Mais il ne bouge pas.
Il m’observe. Il jauge.
Toujours pas prêt.

Puis vient septembre 2023.
Un rite de démembrement – remembrement en Belgique.
La forêt, le froid, les chants.
Une procession en groupe dans les bois.
Devant moi, Greg, un ami rencontré en 2019 au Canada.
Sur sa veste, une marque : Wolfskin.
Je sens que le loup est encore là.

Un participant croit voir un animal. Fugace.
Deux jours après, la presse locale confirme : “Oui, c’était un loup.”
Et je n’ai pas besoin de le voir pour savoir.
Je sens. Il marche avec moi.

À la fin du rite, un ami me ramène.
En arrivant chez lui,
je lève les yeux.
Un 4×4 garé là, face à la maison.
Sur le capot, un logo : une tête de loup.

Et puis… le dernier rêve.
Le plus clair.
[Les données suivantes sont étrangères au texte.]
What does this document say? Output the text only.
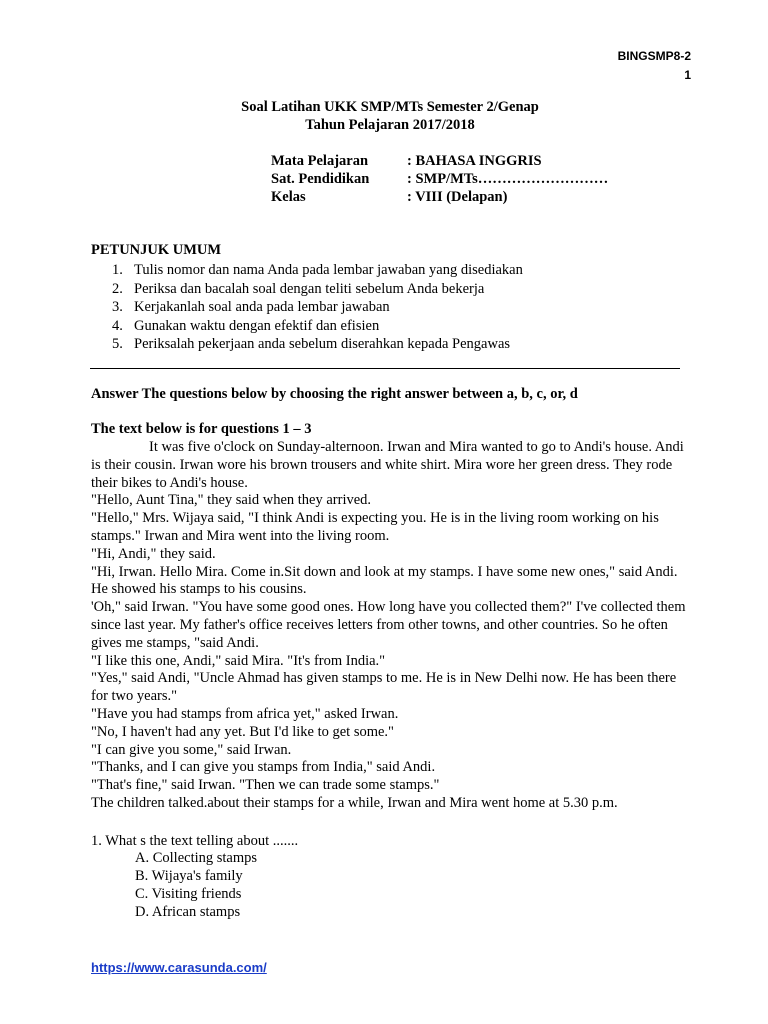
BINGSMP8-2
1
Soal Latihan UKK SMP/MTs Semester 2/Genap
Tahun Pelajaran 2017/2018
Mata Pelajaran	: BAHASA INGGRIS
Sat. Pendidikan	: SMP/MTs………………………
Kelas	: VIII (Delapan)
PETUNJUK UMUM
1. Tulis nomor dan nama Anda pada lembar jawaban yang disediakan
2. Periksa dan bacalah soal dengan teliti sebelum Anda bekerja
3. Kerjakanlah soal anda pada lembar jawaban
4. Gunakan waktu dengan efektif dan efisien
5. Periksalah pekerjaan anda sebelum diserahkan kepada Pengawas
Answer The questions below by choosing the right answer between a, b, c, or, d
The text below is for questions 1 – 3

It was five o'clock on Sunday-alternoon. Irwan and Mira wanted to go to Andi's house. Andi is their cousin. Irwan wore his brown trousers and white shirt. Mira wore her green dress. They rode their bikes to Andi's house.

"Hello, Aunt Tina," they said when they arrived.

"Hello," Mrs. Wijaya said, "I think Andi is expecting you. He is in the living room working on his stamps." Irwan and Mira went into the living room.

"Hi, Andi," they said.

"Hi, Irwan. Hello Mira. Come in.Sit down and look at my stamps. I have some new ones," said Andi. He showed his stamps to his cousins.

'Oh," said Irwan. "You have some good ones. How long have you collected them?" I've collected them since last year. My father's office receives letters from other towns, and other countries. So he often gives me stamps, "said Andi.

"I like this one, Andi," said Mira. "It's from India."

"Yes," said Andi, "Uncle Ahmad has given stamps to me. He is in New Delhi now. He has been there for two years."

"Have you had stamps from africa yet," asked Irwan.

"No, I haven't had any yet. But I'd like to get some."

"I can give you some," said Irwan.

"Thanks, and I can give you stamps from India," said Andi.

"That's fine," said Irwan. "Then we can trade some stamps."

The children talked.about their stamps for a while, Irwan and Mira went home at 5.30 p.m.

1. What s the text telling about .......
A. Collecting stamps
B. Wijaya's family
C. Visiting friends
D. African stamps
https://www.carasunda.com/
Le plus simple.
Le plus net.

Le loup s’approche.
Je ressens la peur une dernière fois.
Mais je ne fuis plus.
Je le laisse venir.
Et là, sans que je bouge…
nos deux corps fusionnent.

Je ne le regarde plus.
Je le deviens.


Je n’ai jamais cherché à l’invoquer.
Il a marché avec moi dans le silence,
jusqu’à ce que je sois assez droit pour qu’il m’habite.

Aujourd’hui, il ne me montre plus les crocs.
Il me montre la voie.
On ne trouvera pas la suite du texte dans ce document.